Half the clusters project a lower level of production, namely the electronics (-40 per cent), biomedical manufacturing (-4 per cent) and precision engineering (-2 per cent) clusters. Transport engineering (22 per cent), chemicals (13 per cent) and general manufacturing (1 per cent) project a higher level of production.

In terms of hiring, the majority of firms expect employment level in the first quarter of 2023 to remain similar to the fourth quarter of 2022, EDB said.

Overall, a net weighted balance of 3 per cent of manufacturers expect a decline in hiring activities for the first three months of the year, compared to the previous quarter. In particular, the electronics (-25 per cent) and precision engineering (-6 per cent) clusters are the less optimistic in their employment outlook.

In the services industry, 19 per cent of firms were upbeat about business conditions in the first half of 2023, while 16 per cent foresee deteriorating business conditions.

Most segments were upbeat on the next six months’ business outlook:

  • Retail trade (8 per cent)
  • Transportation and storage (12 per cent)
  • Accommodation (16 per cent)
  • Finance and insurance (2 per cent)
  • Real estate (2 per cent)
  • Professional services (15 per cent)
  • Administrative and support services (4 per cent)
  • Recreation, community and personal services (12 per cent)

The exceptions were:

  • Wholesale trade (-6 per cent)
  • Food and beverage services (-10 per cent)
  • Information and communication (-4 per cent)

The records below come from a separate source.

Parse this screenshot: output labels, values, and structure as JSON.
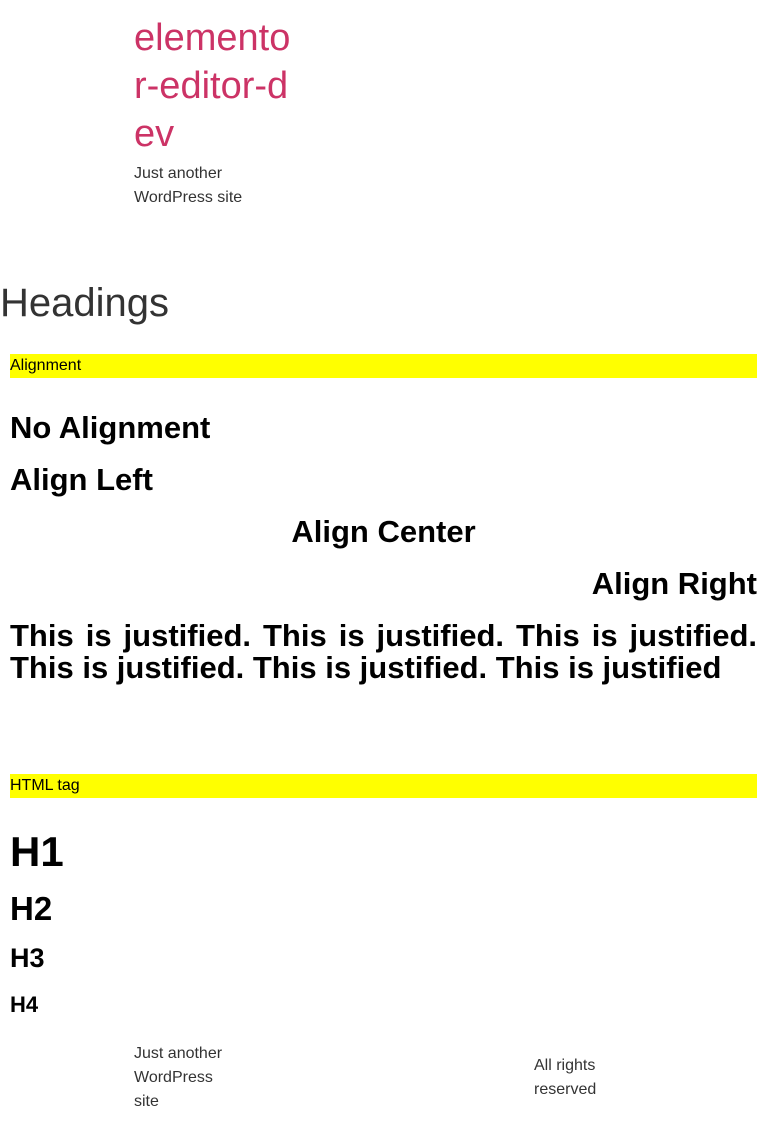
{
  "site": {
    "title": "elementor-editor-dev",
    "tagline": "Just another WordPress site",
    "title_color": "#cc3366"
  },
  "page": {
    "heading": "Headings"
  },
  "sections": {
    "alignment": {
      "label": "Alignment",
      "bar_color": "#ffff00",
      "headings": {
        "no_alignment": "No Alignment",
        "align_left": "Align Left",
        "align_center": "Align Center",
        "align_right": "Align Right",
        "justified": "This is justified. This is justified. This is justified. This is justified. This is justified. This is justified"
      }
    },
    "html_tag": {
      "label": "HTML tag",
      "bar_color": "#ffff00",
      "headings": {
        "h1": "H1",
        "h2": "H2",
        "h3": "H3",
        "h4": "H4"
      }
    }
  },
  "footer": {
    "tagline": "Just another WordPress site",
    "rights": "All rights reserved"
  }
}
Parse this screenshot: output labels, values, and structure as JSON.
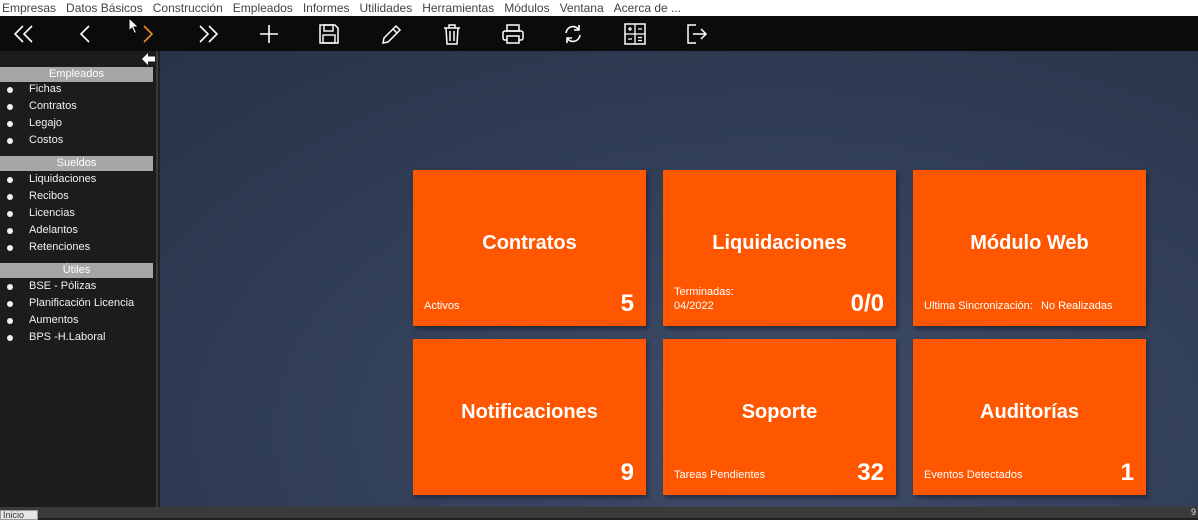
{
  "menu": {
    "items": [
      "Empresas",
      "Datos Básicos",
      "Construcción",
      "Empleados",
      "Informes",
      "Utilidades",
      "Herramientas",
      "Módulos",
      "Ventana",
      "Acerca de ..."
    ]
  },
  "toolbar": {
    "icons": [
      "first-icon",
      "previous-icon",
      "next-icon",
      "last-icon",
      "add-icon",
      "save-icon",
      "edit-icon",
      "delete-icon",
      "print-icon",
      "refresh-icon",
      "calculator-icon",
      "exit-icon"
    ],
    "colors": {
      "icon": "#ffffff",
      "active": "#f28c28"
    }
  },
  "sidebar": {
    "sections": [
      {
        "title": "Empleados",
        "items": [
          "Fichas",
          "Contratos",
          "Legajo",
          "Costos"
        ]
      },
      {
        "title": "Sueldos",
        "items": [
          "Liquidaciones",
          "Recibos",
          "Licencias",
          "Adelantos",
          "Retenciones"
        ]
      },
      {
        "title": "Útiles",
        "items": [
          "BSE - Pólizas",
          "Planificación Licencia",
          "Aumentos",
          "BPS -H.Laboral"
        ]
      }
    ]
  },
  "tiles": [
    {
      "title": "Contratos",
      "subtitle": "Activos",
      "count": "5"
    },
    {
      "title": "Liquidaciones",
      "subtitle_line1": "Terminadas:",
      "subtitle_line2": "04/2022",
      "count": "0/0"
    },
    {
      "title": "Módulo Web",
      "subtitle": "Ultima Sincronización:",
      "subtitle_value": "No Realizadas"
    },
    {
      "title": "Notificaciones",
      "count": "9"
    },
    {
      "title": "Soporte",
      "subtitle": "Tareas Pendientes",
      "count": "32"
    },
    {
      "title": "Auditorías",
      "subtitle": "Eventos Detectados",
      "count": "1"
    }
  ],
  "statusbar": {
    "tab_label": "Inicio",
    "corner": "9"
  },
  "colors": {
    "tile": "#ff5600",
    "section_header": "#a6a6a6",
    "background": "#33405a"
  }
}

Noting the positivity in the accommodation industries, Singstat said that hoteliers cited the upswing of international travel and increased tourist arrivals in Singapore as reasons for optimism.

The food and beverage services industry is less optimistic about the business prospects for the period of January to June 2023 compared to July to December last year, which coincided with the year-end holiday and the festive season, it added.

With a net weighted balance of 3 per cent of firms, the services sector foresees higher revenue for the January to March period compared with October to December.

On employment, the services sector expects an increase in hiring activity for the period, with a net weighted balance of 5 per cent.

“Hoteliers within the accommodation industry expect to increase headcounts to cope with higher business activity from tourist arrivals in the coming months,” Singstat said. “In line with their positive revenue outlook, firms within the recreation, community and personal services industries also expect to increase hiring.”